The bounty stands at $5,500.  I'm seriously considering taking a shot
at it if I can find a decent T.38 provider to test with (I'm still
hoping for reliable PAYG T.38).

It looks like a lot of very smart people have done a lot of very hard
work (t38modem, spandsp) that would go towards getting this working.
At this point it appears to be mostly a matter of integration
(libspandsp+asterisk), encapsulating T.38 inside IAX2 (not too hard),
and testing (tedious and time-consuming).  Basically the easier but
less-fun part of the "big-picture" task.
t38modem is of little use for this. It is purely a terminating program. spandsp is, of course, applicable as its modems are a core requirement. Doing a quick botch up of T.38 isn't too hard. A solid reliable implementation takes considerably more effort. Some real R as well as D is needed to do it properly. The bounties give no indication of criteria for judging completeness.

My main question is this: how is the bounty divided?  Does the person
who does this "grunt work" get the whole $5,500, or does part of it go
to the authors of t38modem/spandsp (which would surely be a large part
of any solution)?
I think you should forget these bounties. There is nobody administering them, so I think the chances of a payout are minimal.

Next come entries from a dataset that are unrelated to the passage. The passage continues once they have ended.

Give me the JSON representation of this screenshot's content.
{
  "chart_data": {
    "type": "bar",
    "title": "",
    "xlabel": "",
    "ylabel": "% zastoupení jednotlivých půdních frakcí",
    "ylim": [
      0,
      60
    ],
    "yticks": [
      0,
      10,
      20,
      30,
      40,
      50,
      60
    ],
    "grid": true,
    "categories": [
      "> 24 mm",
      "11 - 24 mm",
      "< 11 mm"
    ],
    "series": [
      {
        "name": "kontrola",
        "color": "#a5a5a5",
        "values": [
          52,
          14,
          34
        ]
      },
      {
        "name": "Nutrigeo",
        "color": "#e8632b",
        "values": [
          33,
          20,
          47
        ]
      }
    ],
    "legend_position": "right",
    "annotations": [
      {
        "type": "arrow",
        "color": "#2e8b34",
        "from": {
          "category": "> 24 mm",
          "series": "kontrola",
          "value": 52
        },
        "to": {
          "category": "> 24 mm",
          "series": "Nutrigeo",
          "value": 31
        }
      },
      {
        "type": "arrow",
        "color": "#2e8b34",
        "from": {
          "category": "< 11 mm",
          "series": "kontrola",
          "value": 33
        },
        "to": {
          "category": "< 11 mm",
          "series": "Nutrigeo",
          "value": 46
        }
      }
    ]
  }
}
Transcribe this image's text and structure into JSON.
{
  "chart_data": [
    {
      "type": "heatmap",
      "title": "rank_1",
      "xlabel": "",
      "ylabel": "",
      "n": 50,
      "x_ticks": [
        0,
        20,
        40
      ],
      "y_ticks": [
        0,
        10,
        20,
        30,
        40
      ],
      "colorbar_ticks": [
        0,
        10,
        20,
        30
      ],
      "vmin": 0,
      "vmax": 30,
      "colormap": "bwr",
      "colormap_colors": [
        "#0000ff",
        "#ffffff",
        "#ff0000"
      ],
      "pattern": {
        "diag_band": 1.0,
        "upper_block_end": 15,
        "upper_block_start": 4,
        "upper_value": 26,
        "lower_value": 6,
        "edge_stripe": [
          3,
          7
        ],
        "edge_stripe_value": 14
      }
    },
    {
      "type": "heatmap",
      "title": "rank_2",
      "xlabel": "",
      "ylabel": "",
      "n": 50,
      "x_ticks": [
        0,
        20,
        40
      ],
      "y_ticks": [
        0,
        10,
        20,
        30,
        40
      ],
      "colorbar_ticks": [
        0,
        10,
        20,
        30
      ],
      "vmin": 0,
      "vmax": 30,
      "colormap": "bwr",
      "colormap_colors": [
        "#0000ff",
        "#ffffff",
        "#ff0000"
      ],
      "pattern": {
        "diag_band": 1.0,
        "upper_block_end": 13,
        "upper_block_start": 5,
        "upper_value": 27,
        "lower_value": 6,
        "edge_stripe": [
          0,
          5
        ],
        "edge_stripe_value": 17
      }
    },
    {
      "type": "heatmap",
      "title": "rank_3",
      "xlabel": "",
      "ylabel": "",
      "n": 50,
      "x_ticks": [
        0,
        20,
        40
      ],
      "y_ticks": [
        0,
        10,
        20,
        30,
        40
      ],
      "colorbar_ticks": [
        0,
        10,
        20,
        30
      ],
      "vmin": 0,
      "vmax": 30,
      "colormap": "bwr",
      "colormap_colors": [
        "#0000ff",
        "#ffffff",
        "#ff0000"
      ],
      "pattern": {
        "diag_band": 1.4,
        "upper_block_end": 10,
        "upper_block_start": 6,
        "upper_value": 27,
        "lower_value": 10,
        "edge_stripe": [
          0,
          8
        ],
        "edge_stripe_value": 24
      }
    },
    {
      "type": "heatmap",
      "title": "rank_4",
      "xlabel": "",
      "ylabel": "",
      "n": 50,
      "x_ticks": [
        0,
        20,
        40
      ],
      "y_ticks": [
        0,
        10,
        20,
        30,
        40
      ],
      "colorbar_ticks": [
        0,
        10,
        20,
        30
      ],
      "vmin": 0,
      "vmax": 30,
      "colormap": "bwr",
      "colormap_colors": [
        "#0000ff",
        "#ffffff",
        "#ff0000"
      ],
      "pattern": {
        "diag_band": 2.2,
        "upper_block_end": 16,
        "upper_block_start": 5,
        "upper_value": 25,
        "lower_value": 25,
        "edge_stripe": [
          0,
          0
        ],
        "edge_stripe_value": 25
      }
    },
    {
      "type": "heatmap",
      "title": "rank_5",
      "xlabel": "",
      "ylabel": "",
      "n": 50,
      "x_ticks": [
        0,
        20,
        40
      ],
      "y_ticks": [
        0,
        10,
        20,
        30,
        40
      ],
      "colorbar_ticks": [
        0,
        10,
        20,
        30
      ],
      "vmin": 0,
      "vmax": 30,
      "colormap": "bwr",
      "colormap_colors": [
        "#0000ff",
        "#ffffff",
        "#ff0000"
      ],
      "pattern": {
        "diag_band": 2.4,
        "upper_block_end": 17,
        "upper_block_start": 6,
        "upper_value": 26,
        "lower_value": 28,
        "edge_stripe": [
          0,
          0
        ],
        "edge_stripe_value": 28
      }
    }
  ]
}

I guess on one hand it would be unjust *not* to divide the bounty with
them, but on the other hand, if the bounty is to be divided, I think
the uncertainty about exactly how that would happen might be a factor
in why the bounty has gone unclaimed for so long.

It has gone unclaimed for so long because the problem is not trivial, and I have been too busy with other things to complete my implementation. It has been sitting here half finished since the beginning of the year. Passthrough is simple, but the interesting things are termination, and PSTN gateway operation. The code I have, tidied up, would provide UDPTL-to-UDPTL passthrough operation for SIP, which many would find useful. Maybe I should tidy and commit it as an interm step. It implements the UDPTL transport, with full FEC handling, and offer some simple botches to sip.c to make it udptl and T.38 aware. I have most of a gateway and termination implementation, too, but it isn't close to being ready to commit. I find sip.c is currently too messy to produce anything more than a botch for it. A couple of people have said they are reworking sip.c to make the addition of new codecs, transports, etc. and their renegotiation function smoothly. I haven't seen any results so far. I did only minimal work on sip.c in the hope that one those efforts would bear fruit in * 1.2.

As with many things in *, the licencing forced me to do rather more work than necessary. If * were GPL, I could have used some GPL'ed ASN.1 code I found. To make code that could be committed to CVS I had to spend quite some time rolling my own routines. The final result is faster, but it took a lot more effort.